The article discusses Netomi's approach to scaling agentic systems within enterprises, emphasizing the importance of building for real-world complexity, ensuring low latency through parallelization, and integrating governance into the runtime. It highlights lessons learned from deploying AI solutions for major clients like United Airlines and DraftKings.

What You'll Learn

1

How to design AI systems that handle complex workflows reliably

2

Why low latency is crucial for user trust in AI systems

3

How to integrate governance into AI runtime for safety and compliance

Key Questions Answered

How does Netomi ensure AI agents handle real-world complexities?
Netomi builds its Agentic OS to manage the complexities of real-world workflows by orchestrating multiple systems, ensuring that AI agents can navigate through various data sources and processes without collapsing under variability. This design allows AI to operate reliably in unpredictable environments.
What strategies does Netomi use to meet enterprise latency expectations?
Netomi employs a concurrency framework that allows tasks to be executed in parallel rather than sequentially.

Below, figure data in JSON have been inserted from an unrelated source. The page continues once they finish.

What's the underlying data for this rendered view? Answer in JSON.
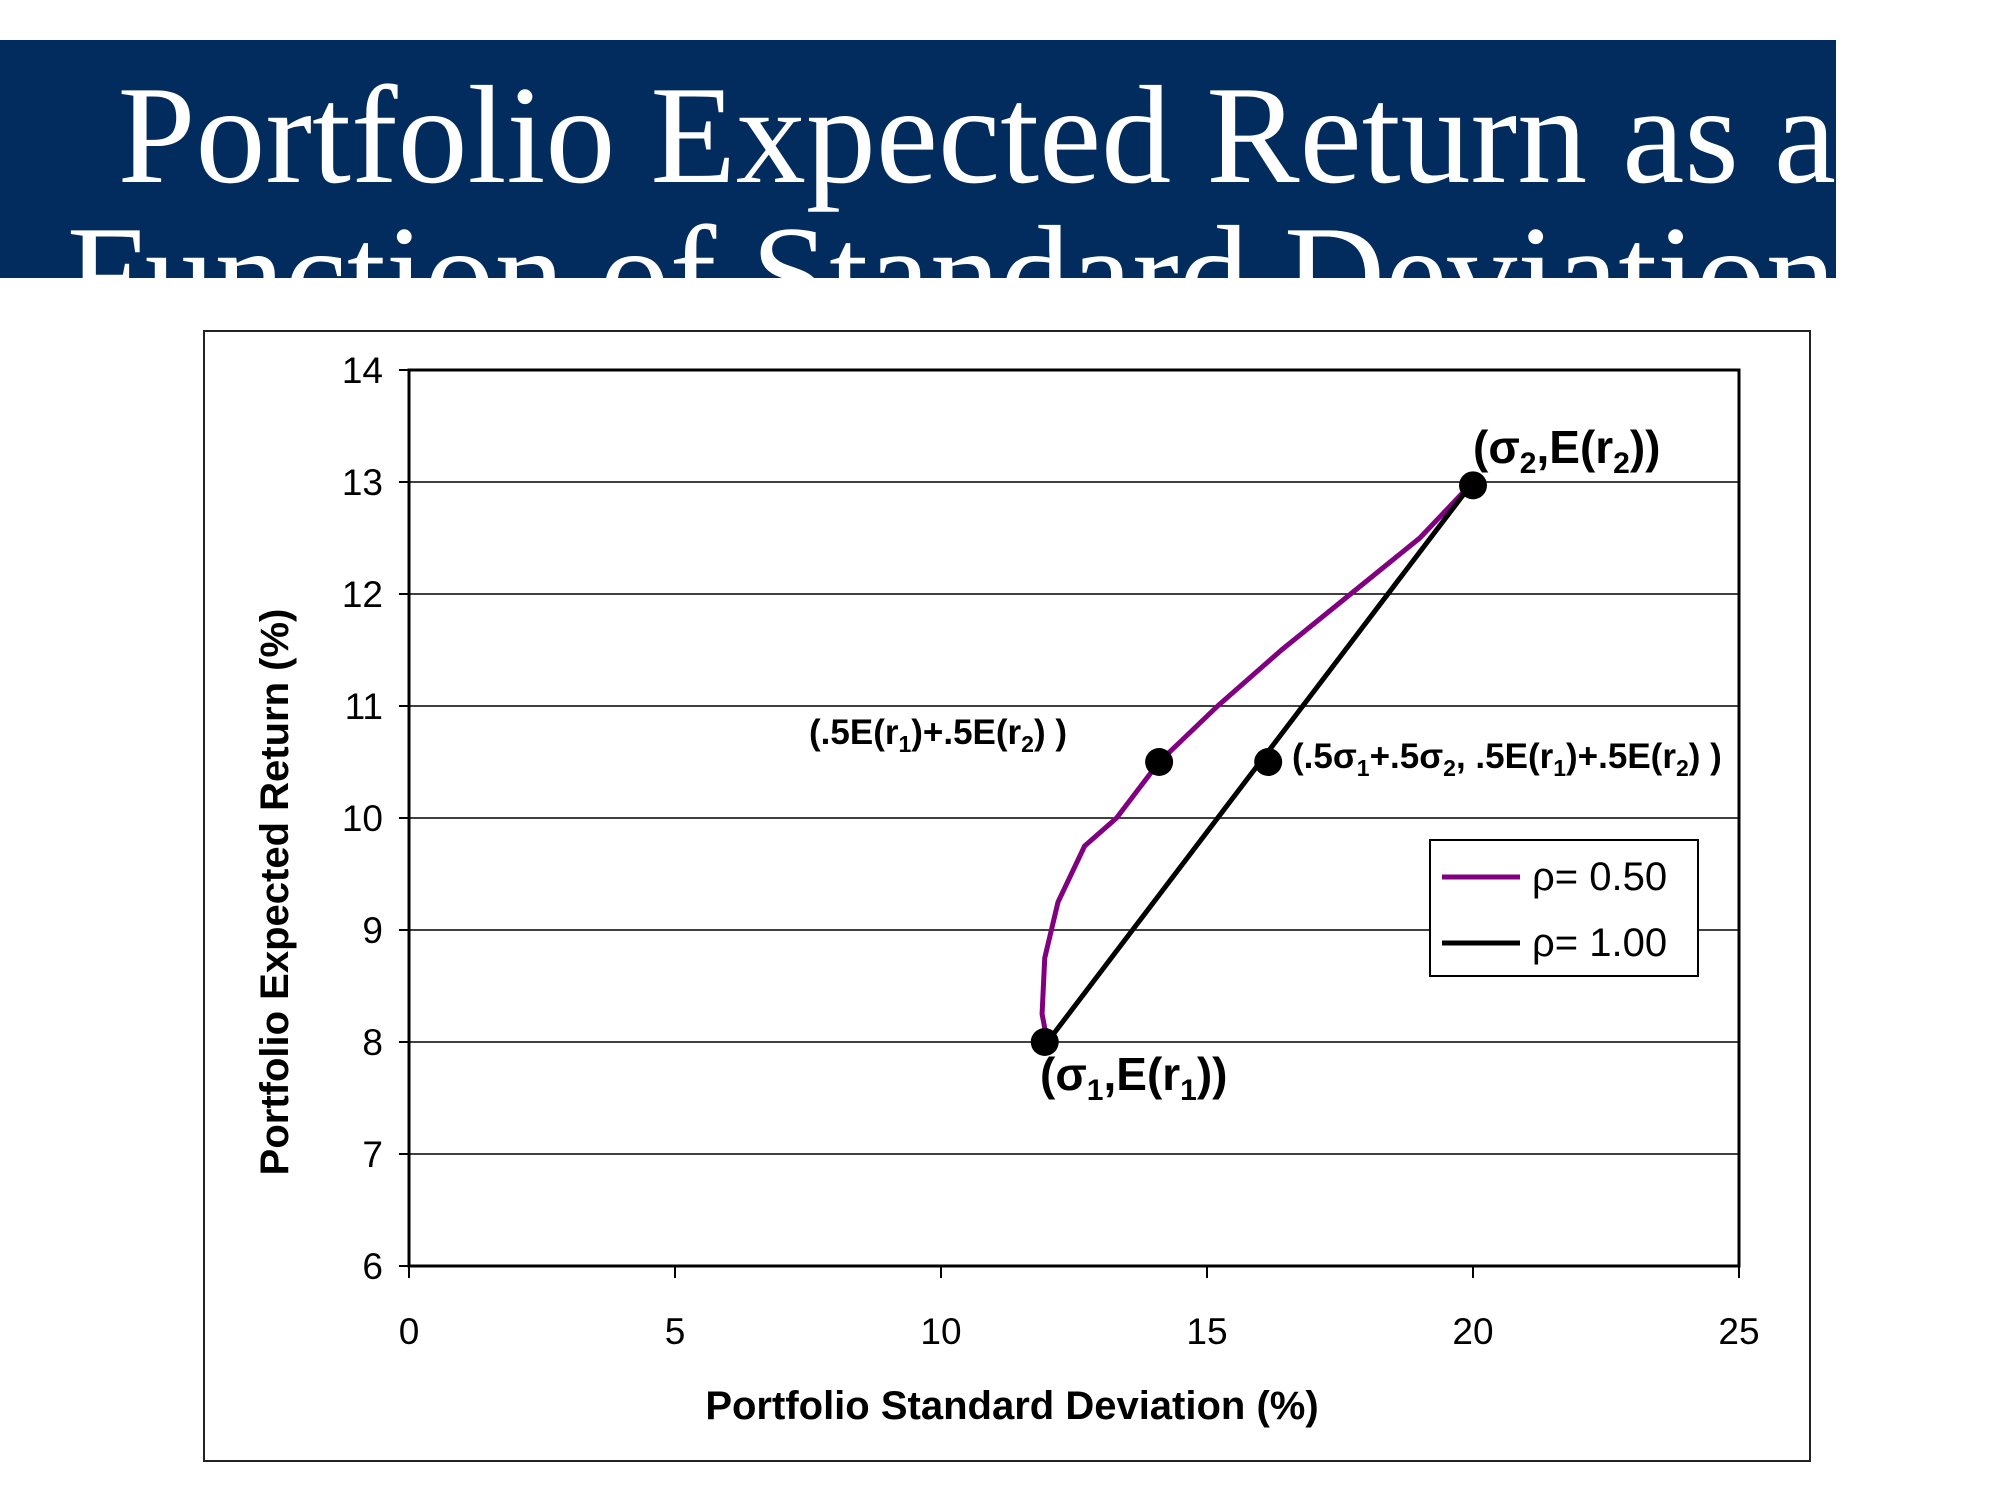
{
  "title": {
    "line1": "Portfolio Expected Return as a",
    "line2": "Function of Standard Deviation"
  },
  "colors": {
    "title_band": "#022b5e",
    "series_050": "#800080",
    "series_100": "#000000"
  },
  "chart_data": {
    "type": "line",
    "xlabel": "Portfolio Standard Deviation (%)",
    "ylabel": "Portfolio Expected Return (%)",
    "xlim": [
      0,
      25
    ],
    "ylim": [
      6,
      14
    ],
    "x_ticks": [
      "0",
      "5",
      "10",
      "15",
      "20",
      "25"
    ],
    "y_ticks": [
      "6",
      "7",
      "8",
      "9",
      "10",
      "11",
      "12",
      "13",
      "14"
    ],
    "grid": "horizontal",
    "legend_position": "right",
    "series": [
      {
        "name": "ρ= 0.50",
        "color": "#800080",
        "points": [
          [
            12.0,
            8.0
          ],
          [
            11.9,
            8.25
          ],
          [
            11.95,
            8.75
          ],
          [
            12.2,
            9.25
          ],
          [
            12.7,
            9.75
          ],
          [
            13.3,
            10.0
          ],
          [
            14.1,
            10.5
          ],
          [
            15.2,
            11.0
          ],
          [
            16.4,
            11.5
          ],
          [
            17.7,
            12.0
          ],
          [
            19.0,
            12.5
          ],
          [
            20.0,
            13.0
          ]
        ]
      },
      {
        "name": "ρ= 1.00",
        "color": "#000000",
        "points": [
          [
            12.0,
            8.0
          ],
          [
            20.0,
            13.0
          ]
        ]
      }
    ],
    "markers": [
      {
        "x": 11.95,
        "y": 8.0
      },
      {
        "x": 14.1,
        "y": 10.5
      },
      {
        "x": 16.15,
        "y": 10.5
      },
      {
        "x": 20.0,
        "y": 12.97
      }
    ],
    "annotations": [
      {
        "id": "sigma1",
        "parts": [
          [
            "(σ",
            ""
          ],
          [
            "1",
            "sub"
          ],
          [
            ",E(r",
            ""
          ],
          [
            "1",
            "sub"
          ],
          [
            "))",
            ""
          ]
        ]
      },
      {
        "id": "sigma2",
        "parts": [
          [
            "(σ",
            ""
          ],
          [
            "2",
            "sub"
          ],
          [
            ",E(r",
            ""
          ],
          [
            "2",
            "sub"
          ],
          [
            "))",
            ""
          ]
        ]
      },
      {
        "id": "half-return",
        "parts": [
          [
            "(.5E(r",
            ""
          ],
          [
            "1",
            "sub"
          ],
          [
            ")+.5E(r",
            ""
          ],
          [
            "2",
            "sub"
          ],
          [
            ") )",
            ""
          ]
        ]
      },
      {
        "id": "half-both",
        "parts": [
          [
            "(.5σ",
            ""
          ],
          [
            "1",
            "sub"
          ],
          [
            "+.5σ",
            ""
          ],
          [
            "2",
            "sub"
          ],
          [
            ", .5E(r",
            ""
          ],
          [
            "1",
            "sub"
          ],
          [
            ")+.5E(r",
            ""
          ],
          [
            "2",
            "sub"
          ],
          [
            ") )",
            ""
          ]
        ]
      }
    ]
  }
}
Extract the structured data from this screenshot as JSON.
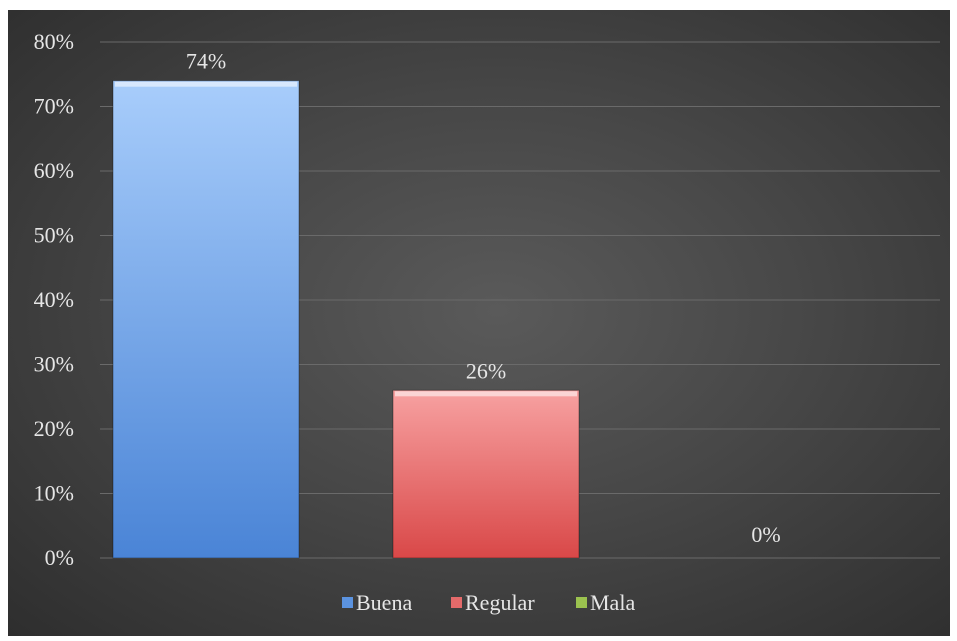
{
  "chart_data": {
    "type": "bar",
    "categories": [
      "Buena",
      "Regular",
      "Mala"
    ],
    "values": [
      74,
      26,
      0
    ],
    "data_labels": [
      "74%",
      "26%",
      "0%"
    ],
    "ylim": [
      0,
      80
    ],
    "yticks": [
      0,
      10,
      20,
      30,
      40,
      50,
      60,
      70,
      80
    ],
    "ytick_labels": [
      "0%",
      "10%",
      "20%",
      "30%",
      "40%",
      "50%",
      "60%",
      "70%",
      "80%"
    ],
    "grid": true,
    "legend_position": "bottom",
    "colors": [
      "#5b93e0",
      "#e46a6a",
      "#9bc24f"
    ],
    "title": "",
    "xlabel": "",
    "ylabel": ""
  }
}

This approach leverages the low-latency capabilities of GPT-4.1 to maintain responsiveness even during high-demand scenarios, ensuring user trust and satisfaction.
What governance mechanisms does Netomi implement in its AI systems?
Netomi integrates governance directly into the AI runtime, which includes schema validation, policy enforcement, and PII protection. This ensures that AI systems operate safely and in compliance with regulations, especially in sensitive industries.

Key Statistics & Figures

Response time during peak traffic
sub-three-second responses
Netomi has maintained this performance while handling over 40,000 concurrent customer requests per second.
Intent classification accuracy
98%
This accuracy was achieved even as workflows involved multiple systems and checks.

Technologies & Tools

AI Model
Gpt-4.1
Used for fast, reliable reasoning and tool-calling in real-time workflows.
AI Model
Gpt-5.2
Utilized for deeper, multi-step planning and reasoning.

Key Actionable Insights

1
Design AI systems to manage real-world complexities by integrating multiple data sources and workflows.
This approach is essential for applications in industries like airlines, where requests often span various systems and require real-time decision-making.
2
Implement a concurrency framework to handle tasks in parallel, ensuring low latency during peak usage.
This is particularly important in high-pressure environments, such as customer service during major events, where delays can lead to user abandonment.
3
Embed governance mechanisms within the AI runtime to ensure compliance and safety.
In regulated industries, such as insurance, this is critical to avoid risks associated with incorrect responses and to maintain trust with users.

Common Pitfalls

1
Failing to account for real-world complexities can lead to system failures.
Many AI systems are designed with idealized workflows that do not reflect the messy realities of enterprise operations, resulting in brittleness and collapse under variability.
2
Neglecting latency can erode user trust.
Systems that execute tasks sequentially can hesitate, leading users to abandon them during critical moments, such as high-demand scenarios.